Tibial Osteotomy in Gonarthrosis (Osteo-Arthritis of the Knee)

Abstract
Tibial osteotomy for correction of angular deformity associated with arthrosis was performed in sixty-three knees in fifty-eight patients reviewed one to three years after operation. Half of the patients were older than sixty-five years with a range of forty through eighty-four years. Before and after operation the femorotibial angle was determined by roentgenographic examination in weight-bearing, standing position, and objective evidence of instability of the knee in the frontal plane was recorded. At operation a wedge of cancellous bone was removed proximal to the tibial tuberosity. The patients walked in a plaster cylinder during the immediate postoperative period and bending exercises were started at six weeks.
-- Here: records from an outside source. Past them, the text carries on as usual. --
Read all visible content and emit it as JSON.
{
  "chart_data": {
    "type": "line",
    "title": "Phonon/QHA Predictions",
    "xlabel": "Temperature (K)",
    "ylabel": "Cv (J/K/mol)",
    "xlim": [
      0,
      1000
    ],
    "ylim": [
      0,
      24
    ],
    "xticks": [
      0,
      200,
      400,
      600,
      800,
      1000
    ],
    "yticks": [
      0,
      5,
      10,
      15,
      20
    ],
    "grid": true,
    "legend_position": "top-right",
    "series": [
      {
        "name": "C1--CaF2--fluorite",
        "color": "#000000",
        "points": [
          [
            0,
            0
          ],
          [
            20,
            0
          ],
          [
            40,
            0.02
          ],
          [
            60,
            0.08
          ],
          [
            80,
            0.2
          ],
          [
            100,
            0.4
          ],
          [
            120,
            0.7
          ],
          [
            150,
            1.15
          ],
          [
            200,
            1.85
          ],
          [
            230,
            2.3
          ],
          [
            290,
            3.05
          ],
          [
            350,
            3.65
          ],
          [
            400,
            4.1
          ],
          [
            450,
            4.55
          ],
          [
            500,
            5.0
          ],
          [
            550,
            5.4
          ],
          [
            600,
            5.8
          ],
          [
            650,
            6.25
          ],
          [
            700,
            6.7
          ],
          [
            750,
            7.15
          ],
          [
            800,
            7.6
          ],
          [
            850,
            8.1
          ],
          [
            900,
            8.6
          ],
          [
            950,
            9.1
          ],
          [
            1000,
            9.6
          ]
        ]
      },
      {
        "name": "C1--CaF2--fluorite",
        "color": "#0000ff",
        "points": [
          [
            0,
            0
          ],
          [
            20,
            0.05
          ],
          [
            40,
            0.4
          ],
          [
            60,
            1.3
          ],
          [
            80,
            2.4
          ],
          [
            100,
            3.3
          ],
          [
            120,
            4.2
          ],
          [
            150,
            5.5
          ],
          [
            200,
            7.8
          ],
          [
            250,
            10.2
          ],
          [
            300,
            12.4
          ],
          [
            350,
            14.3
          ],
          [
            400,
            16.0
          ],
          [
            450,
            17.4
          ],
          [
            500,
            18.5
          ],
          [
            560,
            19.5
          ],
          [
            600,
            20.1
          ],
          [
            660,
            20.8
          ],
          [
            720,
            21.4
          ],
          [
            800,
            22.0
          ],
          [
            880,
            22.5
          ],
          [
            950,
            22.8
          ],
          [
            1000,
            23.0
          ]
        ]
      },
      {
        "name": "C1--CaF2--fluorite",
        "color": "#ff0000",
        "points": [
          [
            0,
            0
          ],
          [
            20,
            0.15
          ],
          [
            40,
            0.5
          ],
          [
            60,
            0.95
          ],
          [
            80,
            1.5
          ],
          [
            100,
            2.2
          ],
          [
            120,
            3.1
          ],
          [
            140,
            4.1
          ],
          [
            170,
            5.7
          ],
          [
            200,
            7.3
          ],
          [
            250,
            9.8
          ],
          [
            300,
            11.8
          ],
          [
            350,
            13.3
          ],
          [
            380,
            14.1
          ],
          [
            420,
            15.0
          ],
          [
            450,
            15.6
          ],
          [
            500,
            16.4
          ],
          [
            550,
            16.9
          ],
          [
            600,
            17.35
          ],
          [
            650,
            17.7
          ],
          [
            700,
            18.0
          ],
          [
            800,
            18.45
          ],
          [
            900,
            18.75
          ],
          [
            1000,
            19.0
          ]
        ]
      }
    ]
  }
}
Before the operation the femorotibial angle was more than 177 degrees in the fifty-three varus knees and less than 164 degrees in the ten valgus knees. After the operation forty of the sixty-three knees had a femorotibial angle of 164 to 177 degrees and twenty-three knees were outside these limits due to undercorrection or overcorrection of the deformity. In the former group all were stable, in the latter, only five. Ten of the eighteen unstable knees were painful in contrast to only three of the forty-five stable knees. These observations are interpreted to mean that pain in osteo-arthritis of the knee is due to instability, increasing with degree of deformity. Indications for corrective osteotomy in gonarthrosis should, therefore, include not only gross deformity, but also barely perceptible instability. The rationale for this approach is supported by cineroentgenography and radionuclide scintimetry. Advanced age, cardiopathy, or gross obesity did not seem to constitute contraindications.